Multi-Region Architecture: Building for Global Scale

Cloud providers divide the world into regions (geographic areas with multiple data centers, like `us-east-1` for Northern Virginia, `eu-west-1` for Ireland) and availability zones (AZs) within regions (physically separate data centers within the same metropolitan area, with independent power and cooling).

Distributing resources across AZs provides high availability: if one data center has a power failure or other issue, the other AZs keep running. Distributing across regions provides geographic redundancy and lower latency for users in different parts of the world.

Global load balancers (AWS Global Accelerator, Azure Front Door, Google Cloud's Global Load Balancing) can route users to the nearest or healthiest region automatically. Traffic is directed into the cloud provider's global backbone network as early as possible, reducing latency compared to traveling over the public internet.

Observability: Seeing What's Happening in Your Cloud Network

You can't manage what you can't see. Cloud providers offer extensive logging and monitoring for network traffic:

VPC Flow Logs (AWS) / NSG Flow Logs (Azure) / VPC Flow Logs (GCP): Capture metadata about all traffic flowing through your VPC — source IP, destination IP, port, protocol, bytes transferred, and whether traffic was allowed or rejected. Invaluable for security investigations, troubleshooting, and understanding your actual traffic patterns.

Network performance monitoring: CloudWatch (AWS), Azure Monitor, and Google Cloud Monitoring provide metrics on network throughput, packet loss, latency, and connection counts for load balancers and other network services.

The Cloud Is Physical

It's easy to think of cloud networking as entirely abstract, but it's built on very physical infrastructure. When you create a VPC in `us-east-1`, you're using network equipment in Amazon's physical data centers in Northern Virginia. When you enable Direct Connect, there's a physical fiber cable running from your data center to an Amazon facility.

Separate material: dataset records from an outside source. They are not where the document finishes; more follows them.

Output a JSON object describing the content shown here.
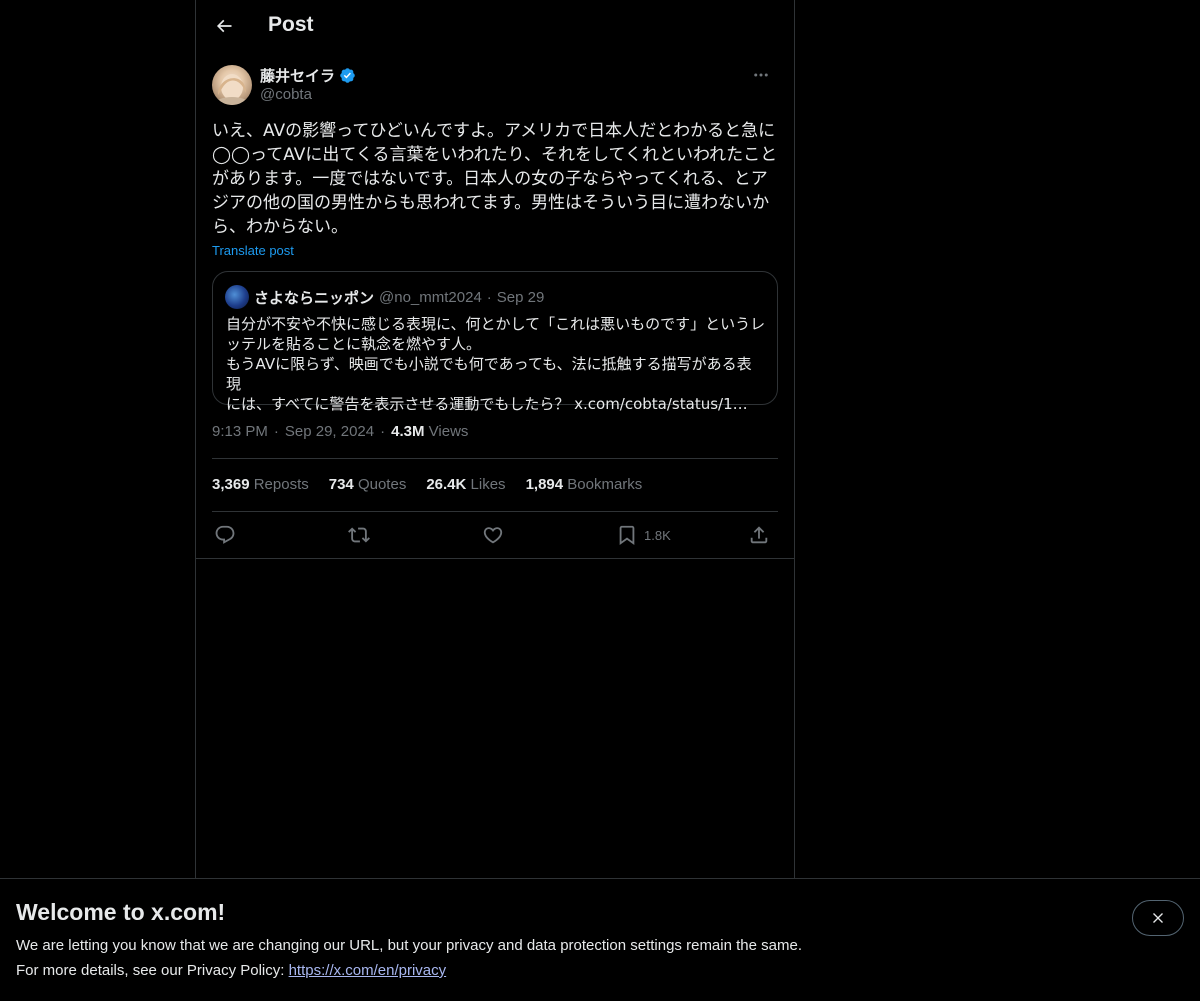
{
  "header": {
    "title": "Post",
    "back_icon": "arrow-left-icon"
  },
  "author": {
    "name": "藤井セイラ",
    "handle": "@cobta",
    "verified": true,
    "verified_color": "#1d9bf0"
  },
  "post": {
    "text": "いえ、AVの影響ってひどいんですよ。アメリカで日本人だとわかると急に\n◯◯ってAVに出てくる言葉をいわれたり、それをしてくれといわれたこと\nがあります。一度ではないです。日本人の女の子ならやってくれる、とア\nジアの他の国の男性からも思われてます。男性はそういう目に遭わないか\nら、わからない。",
    "translate_label": "Translate post"
  },
  "quote": {
    "name": "さよならニッポン",
    "handle": "@no_mmt2024",
    "separator": "·",
    "date": "Sep 29",
    "text": "自分が不安や不快に感じる表現に、何とかして「これは悪いものです」というレ\nッテルを貼ることに執念を燃やす人。\nもうAVに限らず、映画でも小説でも何であっても、法に抵触する描写がある表現\nには、すべてに警告を表示させる運動でもしたら？ x.com/cobta/status/1…"
  },
  "meta": {
    "time": "9:13 PM",
    "separator": "·",
    "date": "Sep 29, 2024",
    "views_count": "4.3M",
    "views_label": "Views"
  },
  "stats": [
    {
      "num": "3,369",
      "label": "Reposts"
    },
    {
      "num": "734",
      "label": "Quotes"
    },
    {
      "num": "26.4K",
      "label": "Likes"
    },
    {
      "num": "1,894",
      "label": "Bookmarks"
    }
  ],
  "actions": {
    "reply_icon": "reply-icon",
    "repost_icon": "repost-icon",
    "like_icon": "heart-icon",
    "bookmark_icon": "bookmark-icon",
    "bookmark_count": "1.8K",
    "share_icon": "share-icon"
  },
  "banner": {
    "title": "Welcome to x.com!",
    "line1": "We are letting you know that we are changing our URL, but your privacy and data protection settings remain the same.",
    "line2_prefix": "For more details, see our Privacy Policy: ",
    "link": "https://x.com/en/privacy",
    "close_icon": "close-icon"
  },
  "colors": {
    "background": "#000000",
    "text": "#e7e9ea",
    "muted": "#71767b",
    "accent": "#1d9bf0",
    "border": "#2f3336"
  }
}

The cloud abstracts away the complexity of that physical infrastructure — you don't have to cable servers or configure physical switches. But the physics of networking still apply: speed of light, bandwidth, latency, physical distance. Choosing a region close to your users isn't just about legal compliance — it's about the speed of light across the fiber optic cable between you and them.

Understanding cloud networking means understanding both the elegant software abstractions (VPCs, security groups, managed services) and the physical realities they sit on. Together, they make it possible to build globally distributed, highly available, secure applications without owning a single piece of networking hardware.